Prototype-Based Knowledge Guidance for Fine-Grained Structured Radiology Reporting

The paper proposes ProtoSR, a prototype-based framework that leverages an instruction-tuned LLM to extract visual prototypes from free-text radiology reports, thereby injecting unstructured knowledge to significantly improve fine-grained structured report generation and achieve state-of-the-art performance on the Rad-ReStruct benchmark.

The Gist

Imagine you are a radiologist looking at a chest X-ray. Your job is to write a report describing what you see.

The Problem: The "Free Text" vs. "Checklist" Dilemma
Traditionally, doctors write these reports in free text, like a story: "There is a patchy opacity in the lower left lung, suggesting pneumonia." This is great for detail, but it's messy for computers to read and hard to compare across thousands of patients.

Hospitals want structured reports, which are like filling out a strict checklist:

• Is there an opacity? [Yes/No]
• Where is it? [Upper Lobe / Lower Lobe / Diffuse]
• How bad is it? [Mild / Severe]

The problem is that while we have millions of "story" reports (free text), we have very few "checklist" reports (structured data) to teach computers how to fill them out correctly. It's like trying to teach a student to fill out a complex tax form, but you only have a few examples of the form filled out, while you have a library full of essays about taxes.

The Solution: ProtoSR (The "Smart Librarian")
The authors of this paper, ProtoSR, came up with a clever way to use those millions of messy "story" reports to help the computer fill out the "checklist" perfectly.

Think of their system as a Smart Librarian with a special trick.

Step 1: Building the "Prototype Library" (Mining the Knowledge)

First, the system takes a massive library of free-text reports (from a dataset called MIMIC-CXR) and uses a super-smart AI (an LLM) to read them.

• The Analogy: Imagine the AI is a translator. It reads a story saying, "The heart looks enlarged," and translates that into the specific checklist item: "Cardiomegaly: Yes."
• It does this for thousands of examples.

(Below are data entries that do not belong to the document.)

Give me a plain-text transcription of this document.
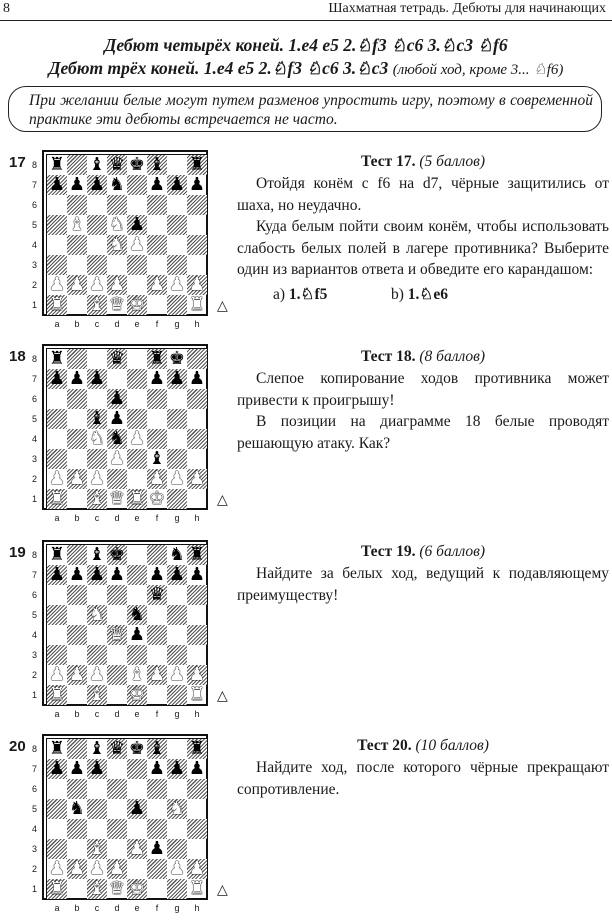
8	Шахматная тетрадь. Дебюты для начинающих
Дебют четырёх коней. 1.e4 e5 2.♘f3 ♘c6 3.♘c3 ♘f6
Дебют трёх коней. 1.e4 e5 2.♘f3 ♘c6 3.♘c3 (любой ход, кроме 3... ♘f6)
При желании белые могут путем разменов упростить игру, поэтому в современной практике эти дебюты встречается не часто.
17 8
7
6
5
4
3
2
1
♜ ♝ ♛ ♚ ♝ ♜
♟ ♟ ♟ ♞ ♟ ♟ ♟
♝ ♞ ♟
♞ ♟
♟ ♟ ♟ ♟ ♟ ♟ ♟
♜ ♝ ♛ ♚ ♜
a	b	c	d	e	f	g	h
△
18 8
7
6
5
4
3
2
1
♜ ♛ ♜ ♚
♟ ♟ ♟ ♟ ♟ ♟
♟
♝ ♟
♞ ♞ ♟
♟ ♝
♟ ♟ ♟ ♟ ♟ ♟
♜ ♝ ♛ ♜ ♚
a	b	c	d	e	f	g	h
△
19 8
7
6
5
4
3
2
1
♜ ♝ ♚ ♞ ♜
♟ ♟ ♟ ♟ ♟ ♟ ♟
♛
♞ ♞
♛ ♟
♟ ♟ ♟ ♝ ♟ ♟ ♟
♜ ♝ ♚ ♜
a	b	c	d	e	f	g	h
△
20 8
7
6
5
4
3
2
1
♜ ♝ ♛ ♚ ♝ ♜
♟ ♟ ♟ ♟ ♟ ♟
♞ ♟ ♞
♝ ♟ ♟
♟ ♟ ♟ ♟ ♟ ♟
♜ ♝ ♛ ♚ ♜
a	b	c	d	e	f	g	h
△
Тест 17. (5 баллов)

Отойдя конём с f6 на d7, чёрные защитились от шаха, но неудачно.

Куда белым пойти своим конём, чтобы использовать слабость белых полей в лагере противника? Выберите один из вариантов ответа и обведите его карандашом:

a) 1.♘f5	b) 1.♘e6
Тест 18. (8 баллов)

Слепое копирование ходов противника может привести к проигрышу!

В позиции на диаграмме 18 белые проводят решающую атаку. Как?

Тест 19. (6 баллов)

Найдите за белых ход, ведущий к подавляющему преимуществу!

Тест 20. (10 баллов)

Найдите ход, после которого чёрные прекращают сопротивление.
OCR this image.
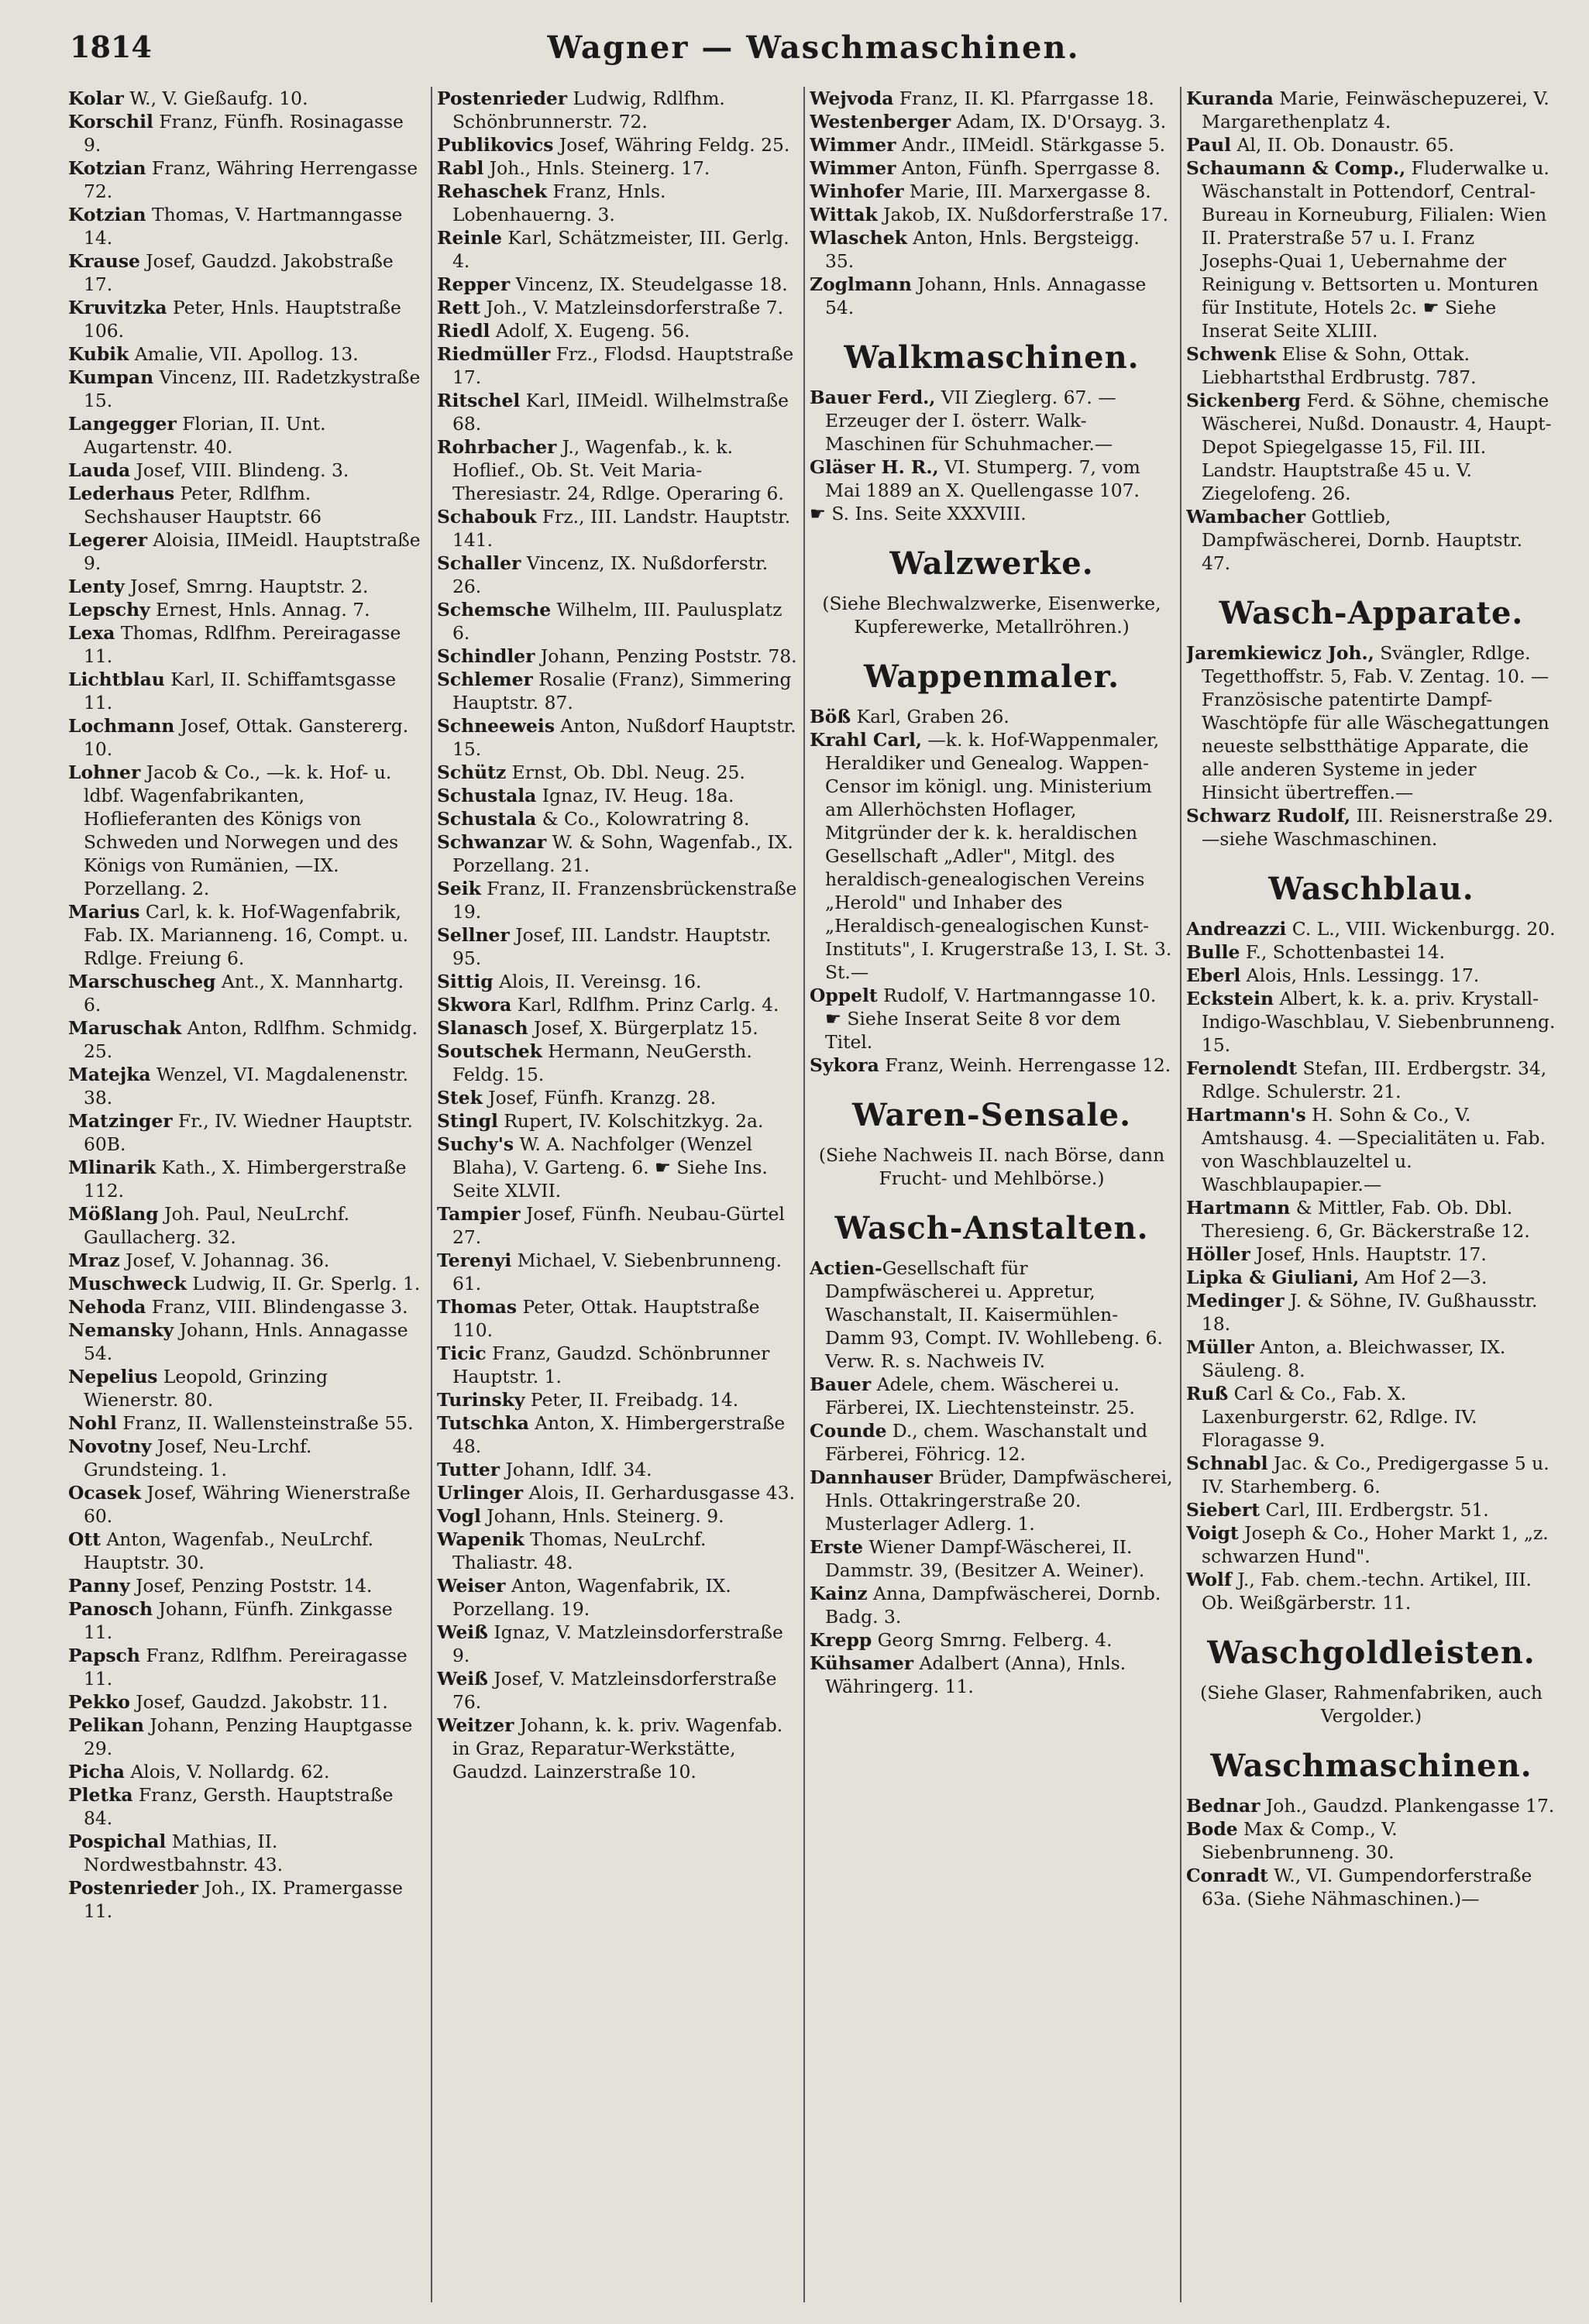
1814	Wagner — Waschmaschinen.

Kolar W., V. Gießaufg. 10.

Korschil Franz, Fünfh. Rosinagasse 9.

Kotzian Franz, Währing Herrengasse 72.

Kotzian Thomas, V. Hartmanngasse 14.

Krause Josef, Gaudzd. Jakobstraße 17.

Kruvitzka Peter, Hnls. Hauptstraße 106.

Kubik Amalie, VII. Apollog. 13.

Kumpan Vincenz, III. Radetzkystraße 15.

Langegger Florian, II. Unt. Augartenstr. 40.

Lauda Josef, VIII. Blindeng. 3.

Lederhaus Peter, Rdlfhm. Sechshauser Hauptstr. 66

Legerer Aloisia, IIMeidl. Hauptstraße 9.

Lenty Josef, Smrng. Hauptstr. 2.

Lepschy Ernest, Hnls. Annag. 7.

Lexa Thomas, Rdlfhm. Pereiragasse 11.

Lichtblau Karl, II. Schiffamtsgasse 11.

Lochmann Josef, Ottak. Ganstererg. 10.

Lohner Jacob & Co., —k. k. Hof- u. ldbf. Wagenfabrikanten, Hoflieferanten des Königs von Schweden und Norwegen und des Königs von Rumänien, —IX. Porzellang. 2.

Marius Carl, k. k. Hof-Wagenfabrik, Fab. IX. Marianneng. 16, Compt. u. Rdlge. Freiung 6.

Marschuscheg Ant., X. Mannhartg. 6.

Maruschak Anton, Rdlfhm. Schmidg. 25.

Matejka Wenzel, VI. Magdalenenstr. 38.

Matzinger Fr., IV. Wiedner Hauptstr. 60B.

Mlinarik Kath., X. Himbergerstraße 112.

Mößlang Joh. Paul, NeuLrchf. Gaullacherg. 32.

Mraz Josef, V. Johannag. 36.

Muschweck Ludwig, II. Gr. Sperlg. 1.

Nehoda Franz, VIII. Blindengasse 3.

Nemansky Johann, Hnls. Annagasse 54.

Nepelius Leopold, Grinzing Wienerstr. 80.

Nohl Franz, II. Wallensteinstraße 55.

Novotny Josef, Neu-Lrchf. Grundsteing. 1.

Ocasek Josef, Währing Wienerstraße 60.

Ott Anton, Wagenfab., NeuLrchf. Hauptstr. 30.

Panny Josef, Penzing Poststr. 14.

Panosch Johann, Fünfh. Zinkgasse 11.

Papsch Franz, Rdlfhm. Pereiragasse 11.

Pekko Josef, Gaudzd. Jakobstr. 11.

Pelikan Johann, Penzing Hauptgasse 29.

Picha Alois, V. Nollardg. 62.

Pletka Franz, Gersth. Hauptstraße 84.

Pospichal Mathias, II. Nordwestbahnstr. 43.

Postenrieder Joh., IX. Pramergasse 11.

Postenrieder Ludwig, Rdlfhm. Schönbrunnerstr. 72.

Publikovics Josef, Währing Feldg. 25.

Rabl Joh., Hnls. Steinerg. 17.

Rehaschek Franz, Hnls. Lobenhauerng. 3.

Reinle Karl, Schätzmeister, III. Gerlg. 4.

Repper Vincenz, IX. Steudelgasse 18.

Rett Joh., V. Matzleinsdorferstraße 7.

Riedl Adolf, X. Eugeng. 56.

Riedmüller Frz., Flodsd. Hauptstraße 17.

Ritschel Karl, IIMeidl. Wilhelmstraße 68.

Rohrbacher J., Wagenfab., k. k. Hoflief., Ob. St. Veit Maria-Theresiastr. 24, Rdlge. Operaring 6.

Schabouk Frz., III. Landstr. Hauptstr. 141.

Schaller Vincenz, IX. Nußdorferstr. 26.

Schemsche Wilhelm, III. Paulusplatz 6.

Schindler Johann, Penzing Poststr. 78.

Schlemer Rosalie (Franz), Simmering Hauptstr. 87.

Schneeweis Anton, Nußdorf Hauptstr. 15.

Schütz Ernst, Ob. Dbl. Neug. 25.

Schustala Ignaz, IV. Heug. 18a.

Schustala & Co., Kolowratring 8.

Schwanzar W. & Sohn, Wagenfab., IX. Porzellang. 21.

Seik Franz, II. Franzensbrückenstraße 19.

Sellner Josef, III. Landstr. Hauptstr. 95.

Sittig Alois, II. Vereinsg. 16.

Skwora Karl, Rdlfhm. Prinz Carlg. 4.

Slanasch Josef, X. Bürgerplatz 15.

Soutschek Hermann, NeuGersth. Feldg. 15.

Stek Josef, Fünfh. Kranzg. 28.

Stingl Rupert, IV. Kolschitzkyg. 2a.

Suchy's W. A. Nachfolger (Wenzel Blaha), V. Garteng. 6. ☛ Siehe Ins. Seite XLVII.

Tampier Josef, Fünfh. Neubau-Gürtel 27.

Terenyi Michael, V. Siebenbrunneng. 61.

Thomas Peter, Ottak. Hauptstraße 110.

Ticic Franz, Gaudzd. Schönbrunner Hauptstr. 1.

Turinsky Peter, II. Freibadg. 14.

Tutschka Anton, X. Himbergerstraße 48.

Tutter Johann, Idlf. 34.

Urlinger Alois, II. Gerhardusgasse 43.

Vogl Johann, Hnls. Steinerg. 9.

Wapenik Thomas, NeuLrchf. Thaliastr. 48.

Weiser Anton, Wagenfabrik, IX. Porzellang. 19.

Weiß Ignaz, V. Matzleinsdorferstraße 9.

Weiß Josef, V. Matzleinsdorferstraße 76.

Weitzer Johann, k. k. priv. Wagenfab. in Graz, Reparatur-Werkstätte, Gaudzd. Lainzerstraße 10.

Wejvoda Franz, II. Kl. Pfarrgasse 18.

Westenberger Adam, IX. D'Orsayg. 3.

Wimmer Andr., IIMeidl. Stärkgasse 5.

Wimmer Anton, Fünfh. Sperrgasse 8.

Winhofer Marie, III. Marxergasse 8.

Wittak Jakob, IX. Nußdorferstraße 17.

Wlaschek Anton, Hnls. Bergsteigg. 35.

Zoglmann Johann, Hnls. Annagasse 54.

Walkmaschinen.

Bauer Ferd., VII Zieglerg. 67. —Erzeuger der I. österr. Walk-Maschinen für Schuhmacher.—

Gläser H. R., VI. Stumperg. 7, vom Mai 1889 an X. Quellengasse 107.

☛ S. Ins. Seite XXXVIII.

Walzwerke.
(Siehe Blechwalzwerke, Eisenwerke, Kupferewerke, Metallröhren.)
Wappenmaler.

Böß Karl, Graben 26.

Krahl Carl, —k. k. Hof-Wappenmaler, Heraldiker und Genealog. Wappen-Censor im königl. ung. Ministerium am Allerhöchsten Hoflager, Mitgründer der k. k. heraldischen Gesellschaft „Adler", Mitgl. des heraldisch-genealogischen Vereins „Herold" und Inhaber des „Heraldisch-genealogischen Kunst-Instituts", I. Krugerstraße 13, I. St. 3. St.—

Oppelt Rudolf, V. Hartmanngasse 10. ☛ Siehe Inserat Seite 8 vor dem Titel.

Sykora Franz, Weinh. Herrengasse 12.

Waren-Sensale.
(Siehe Nachweis II. nach Börse, dann Frucht- und Mehlbörse.)
Wasch-Anstalten.

Actien-Gesellschaft für Dampfwäscherei u. Appretur, Waschanstalt, II. Kaisermühlen-Damm 93, Compt. IV. Wohllebeng. 6. Verw. R. s. Nachweis IV.

Bauer Adele, chem. Wäscherei u. Färberei, IX. Liechtensteinstr. 25.

Counde D., chem. Waschanstalt und Färberei, Föhricg. 12.

Dannhauser Brüder, Dampfwäscherei, Hnls. Ottakringerstraße 20. Musterlager Adlerg. 1.

Erste Wiener Dampf-Wäscherei, II. Dammstr. 39, (Besitzer A. Weiner).

Kainz Anna, Dampfwäscherei, Dornb. Badg. 3.

Krepp Georg Smrng. Felberg. 4.

Kühsamer Adalbert (Anna), Hnls. Währingerg. 11.

Kuranda Marie, Feinwäschepuzerei, V. Margarethenplatz 4.

Paul Al, II. Ob. Donaustr. 65.

Schaumann & Comp., Fluderwalke u. Wäschanstalt in Pottendorf, Central-Bureau in Korneuburg, Filialen: Wien II. Praterstraße 57 u. I. Franz Josephs-Quai 1, Uebernahme der Reinigung v. Bettsorten u. Monturen für Institute, Hotels 2c. ☛ Siehe Inserat Seite XLIII.

Schwenk Elise & Sohn, Ottak. Liebhartsthal Erdbrustg. 787.

Sickenberg Ferd. & Söhne, chemische Wäscherei, Nußd. Donaustr. 4, Haupt-Depot Spiegelgasse 15, Fil. III. Landstr. Hauptstraße 45 u. V. Ziegelofeng. 26.

Wambacher Gottlieb, Dampfwäscherei, Dornb. Hauptstr. 47.

Wasch-Apparate.

Jaremkiewicz Joh., Svängler, Rdlge. Tegetthoffstr. 5, Fab. V. Zentag. 10. —Französische patentirte Dampf-Waschtöpfe für alle Wäschegattungen neueste selbstthätige Apparate, die alle anderen Systeme in jeder Hinsicht übertreffen.—

Schwarz Rudolf, III. Reisnerstraße 29. —siehe Waschmaschinen.

Waschblau.

Andreazzi C. L., VIII. Wickenburgg. 20.

Bulle F., Schottenbastei 14.

Eberl Alois, Hnls. Lessingg. 17.

Eckstein Albert, k. k. a. priv. Krystall-Indigo-Waschblau, V. Siebenbrunneng. 15.

Fernolendt Stefan, III. Erdbergstr. 34, Rdlge. Schulerstr. 21.

Hartmann's H. Sohn & Co., V. Amtshausg. 4. —Specialitäten u. Fab. von Waschblauzeltel u. Waschblaupapier.—

Hartmann & Mittler, Fab. Ob. Dbl. Theresieng. 6, Gr. Bäckerstraße 12.

Höller Josef, Hnls. Hauptstr. 17.

Lipka & Giuliani, Am Hof 2—3.

Medinger J. & Söhne, IV. Gußhausstr. 18.

Müller Anton, a. Bleichwasser, IX. Säuleng. 8.

Ruß Carl & Co., Fab. X. Laxenburgerstr. 62, Rdlge. IV. Floragasse 9.

Schnabl Jac. & Co., Predigergasse 5 u. IV. Starhemberg. 6.

Siebert Carl, III. Erdbergstr. 51.

Voigt Joseph & Co., Hoher Markt 1, „z. schwarzen Hund".

Wolf J., Fab. chem.-techn. Artikel, III. Ob. Weißgärberstr. 11.

Waschgoldleisten.
(Siehe Glaser, Rahmenfabriken, auch Vergolder.)
Waschmaschinen.

Bednar Joh., Gaudzd. Plankengasse 17.

Bode Max & Comp., V. Siebenbrunneng. 30.

Conradt W., VI. Gumpendorferstraße 63a. (Siehe Nähmaschinen.)—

For every possible answer on the checklist (e.g., "Lower Lobe," "Patchy," "Severe"), it gathers a small group of X-ray images that match that description.
• These groups of images become "Prototypes" (or "Visual Flashcards"). If the computer needs to decide if an opacity is in the "lower lobe," it can look at its "Lower Lobe Flashcard" to see what that actually looks like.

Step 2: The "Second Opinion" (The Architecture)

Now, the system tries to fill out the checklist for a new patient.

1. The Base Doctor: A standard AI looks at the new X-ray and makes a first guess. Let's say it guesses, "The opacity is in the upper lobe."
2. The Librarian Checks the Flashcards: The system asks, "Wait, does this image look more like the 'Upper Lobe' flashcards or the 'Lower Lobe' flashcards?"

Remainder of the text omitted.